深川の臨川寺(江東区清澄3)で11月15日、尺八奏者・今井雄介さんの演奏会「お寺で聴く邦楽の夕べ」が開かれた。
同会は、以前、同寺で演奏経験がある琵琶奏者・櫻井亜木子さんの呼び掛けがきっかけ。事前に住職夫妻の前で演奏し、自然な音色と響きが同寺のホールにマッチしたことから実現した。
もともと「縦笛が好きだった」と話す今井さんは小学生のころ、水道管の尺八と出合い、その音色に引かれ、以来約18年、尺八一筋で演奏してきた。「尺八は時代劇のイメージがあるが、実際に聴いた人からはイメージが変わるという話を聞き、新しい面を知ってほしいのでやりがいを感じている」と話す。今井さんはNHKの番組や韓国をはじめ海外でも演奏している。
当日は、今井さんの得意とする「鶴の巣籠もり」や、櫻井さんの語りが入った「笛吹童子」など、なじみのあるメロディーに会場内の聴衆が聴き入った。最後には、テクニックが多用される「摩切り」も披露。ササが揺れる様子も尺八の音色で表現された。

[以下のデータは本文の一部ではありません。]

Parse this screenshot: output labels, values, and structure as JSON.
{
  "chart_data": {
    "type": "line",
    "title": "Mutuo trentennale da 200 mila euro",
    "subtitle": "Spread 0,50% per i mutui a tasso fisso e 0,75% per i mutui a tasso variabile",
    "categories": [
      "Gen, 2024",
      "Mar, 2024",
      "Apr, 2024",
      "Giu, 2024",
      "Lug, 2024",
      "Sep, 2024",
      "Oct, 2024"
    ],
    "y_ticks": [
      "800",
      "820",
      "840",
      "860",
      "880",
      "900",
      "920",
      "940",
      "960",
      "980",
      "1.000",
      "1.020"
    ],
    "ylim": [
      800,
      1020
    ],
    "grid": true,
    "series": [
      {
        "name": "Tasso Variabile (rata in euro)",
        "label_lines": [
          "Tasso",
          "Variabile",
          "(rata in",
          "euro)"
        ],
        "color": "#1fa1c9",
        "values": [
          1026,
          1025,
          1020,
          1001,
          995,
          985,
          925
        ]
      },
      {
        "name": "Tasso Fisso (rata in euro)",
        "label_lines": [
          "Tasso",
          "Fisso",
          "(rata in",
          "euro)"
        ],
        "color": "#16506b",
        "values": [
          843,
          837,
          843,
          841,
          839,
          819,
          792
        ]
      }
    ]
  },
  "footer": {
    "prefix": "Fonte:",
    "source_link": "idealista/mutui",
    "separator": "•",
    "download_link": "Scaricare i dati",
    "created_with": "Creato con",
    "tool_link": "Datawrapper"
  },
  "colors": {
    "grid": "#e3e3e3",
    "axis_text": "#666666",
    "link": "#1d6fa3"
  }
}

当日、住職の母親が95歳の誕生日だったため、バースディー曲を尺八で演奏するサプライズも。会場を沸かせ、母親も喜びの言葉を述べた。
府中から来たという男女は「以前尺八を聴いたことがあり、楽しみにして来た。テクニックもすごいが、この会場も素晴らしいし、また聴きたい」と話していた。
同寺関係者は「これからも演奏会などを多角的に催していきたい」と話す。